National initiatives are beginning to work against this African plunder. Nigeria's heroic Economic and Financial Crimes Commission is working to recover some of the wealth lost to tax havens through corruption and the tax evasion of multinational oil companies. And last November, South Africa's Finance Minister Trevor Manuel, called for wider measures against multinationals' aggressive tax avoidance.
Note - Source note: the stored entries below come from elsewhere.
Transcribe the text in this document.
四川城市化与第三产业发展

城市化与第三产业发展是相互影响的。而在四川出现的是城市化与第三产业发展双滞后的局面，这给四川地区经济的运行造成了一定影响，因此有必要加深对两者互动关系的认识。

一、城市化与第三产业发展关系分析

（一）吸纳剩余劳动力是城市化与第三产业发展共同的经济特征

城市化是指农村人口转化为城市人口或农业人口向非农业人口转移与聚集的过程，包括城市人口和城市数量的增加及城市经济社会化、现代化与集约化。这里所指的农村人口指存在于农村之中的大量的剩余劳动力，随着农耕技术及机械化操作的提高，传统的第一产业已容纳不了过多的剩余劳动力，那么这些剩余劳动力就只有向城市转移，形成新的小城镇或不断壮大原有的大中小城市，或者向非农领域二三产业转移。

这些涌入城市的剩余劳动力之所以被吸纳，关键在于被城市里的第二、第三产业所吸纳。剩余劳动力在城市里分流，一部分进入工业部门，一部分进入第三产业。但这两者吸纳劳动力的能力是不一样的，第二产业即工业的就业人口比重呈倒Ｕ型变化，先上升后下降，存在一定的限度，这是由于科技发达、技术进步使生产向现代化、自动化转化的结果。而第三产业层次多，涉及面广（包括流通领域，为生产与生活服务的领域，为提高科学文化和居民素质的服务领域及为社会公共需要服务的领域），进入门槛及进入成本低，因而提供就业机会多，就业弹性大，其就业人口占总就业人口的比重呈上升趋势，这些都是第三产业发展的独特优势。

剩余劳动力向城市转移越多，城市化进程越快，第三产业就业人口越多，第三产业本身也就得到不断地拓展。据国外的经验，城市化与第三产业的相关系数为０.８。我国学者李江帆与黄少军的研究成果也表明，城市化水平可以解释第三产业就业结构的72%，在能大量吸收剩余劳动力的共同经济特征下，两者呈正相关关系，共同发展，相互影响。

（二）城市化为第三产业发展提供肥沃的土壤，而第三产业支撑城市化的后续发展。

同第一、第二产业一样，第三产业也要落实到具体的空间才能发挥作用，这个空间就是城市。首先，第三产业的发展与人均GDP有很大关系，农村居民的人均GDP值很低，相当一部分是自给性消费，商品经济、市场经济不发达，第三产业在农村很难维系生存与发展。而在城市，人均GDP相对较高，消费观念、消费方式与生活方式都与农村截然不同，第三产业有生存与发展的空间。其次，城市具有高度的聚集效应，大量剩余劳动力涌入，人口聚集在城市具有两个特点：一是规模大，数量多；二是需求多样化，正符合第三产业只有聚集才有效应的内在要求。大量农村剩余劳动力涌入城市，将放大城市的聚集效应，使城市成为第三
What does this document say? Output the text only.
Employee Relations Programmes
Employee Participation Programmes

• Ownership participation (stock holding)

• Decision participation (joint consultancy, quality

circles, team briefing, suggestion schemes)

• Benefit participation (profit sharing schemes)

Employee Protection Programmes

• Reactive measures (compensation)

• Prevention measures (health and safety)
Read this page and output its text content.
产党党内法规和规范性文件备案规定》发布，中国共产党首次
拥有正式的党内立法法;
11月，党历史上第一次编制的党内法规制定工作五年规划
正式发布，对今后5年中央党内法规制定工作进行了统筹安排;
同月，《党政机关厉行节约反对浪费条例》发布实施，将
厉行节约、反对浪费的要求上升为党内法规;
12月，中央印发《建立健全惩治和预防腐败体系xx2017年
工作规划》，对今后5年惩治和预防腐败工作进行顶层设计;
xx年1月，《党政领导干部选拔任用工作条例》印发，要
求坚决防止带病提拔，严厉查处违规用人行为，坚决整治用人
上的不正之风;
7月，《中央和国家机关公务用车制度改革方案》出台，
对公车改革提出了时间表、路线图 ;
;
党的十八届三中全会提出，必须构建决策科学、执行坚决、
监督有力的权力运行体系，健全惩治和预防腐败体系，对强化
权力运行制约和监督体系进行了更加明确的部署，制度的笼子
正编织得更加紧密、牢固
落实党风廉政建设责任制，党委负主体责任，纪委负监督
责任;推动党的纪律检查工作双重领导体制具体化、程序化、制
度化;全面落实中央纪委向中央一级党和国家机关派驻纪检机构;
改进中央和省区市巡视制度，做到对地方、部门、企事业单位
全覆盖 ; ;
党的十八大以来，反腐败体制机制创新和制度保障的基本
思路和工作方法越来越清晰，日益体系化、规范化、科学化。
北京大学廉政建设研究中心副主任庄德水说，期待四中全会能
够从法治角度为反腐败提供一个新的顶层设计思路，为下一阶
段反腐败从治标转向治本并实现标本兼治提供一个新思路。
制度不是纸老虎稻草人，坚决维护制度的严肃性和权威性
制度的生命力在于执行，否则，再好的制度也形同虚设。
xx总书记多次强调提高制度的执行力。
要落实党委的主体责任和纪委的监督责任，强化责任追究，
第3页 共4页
But national initiatives alone are weak in the face of mobile, global capital. International cooperation on tax is urgently necessary - and if international institutions like the UN and the OECD will not take action, global civil society must force them to do so. Bamako saw a bold proposal: to form a continent-wide Tax Justice Network for Africa, to be launched at the 2007 World Social Forum in Nairobi, Kenya. This will be a major step in a new global development struggle, at whose forefront should be African activists and campaigners.

Davos and Bamako are worlds apart. Uniting them, though, is not just philanthropic promises over debt and aid, but a global theft which sees vast African wealth secreted away in bank accounts and offshore trusts in Switzerland and beyond. Stopping that theft, and taxing it for the benefit of African populations, will go a long way towards ending the poverty of Mali and its neighbours.

* John Christensen, is the director of the Tax Justice Network's International Secretariat. He is a development economist and former economic adviser to the UK and Jersey governments.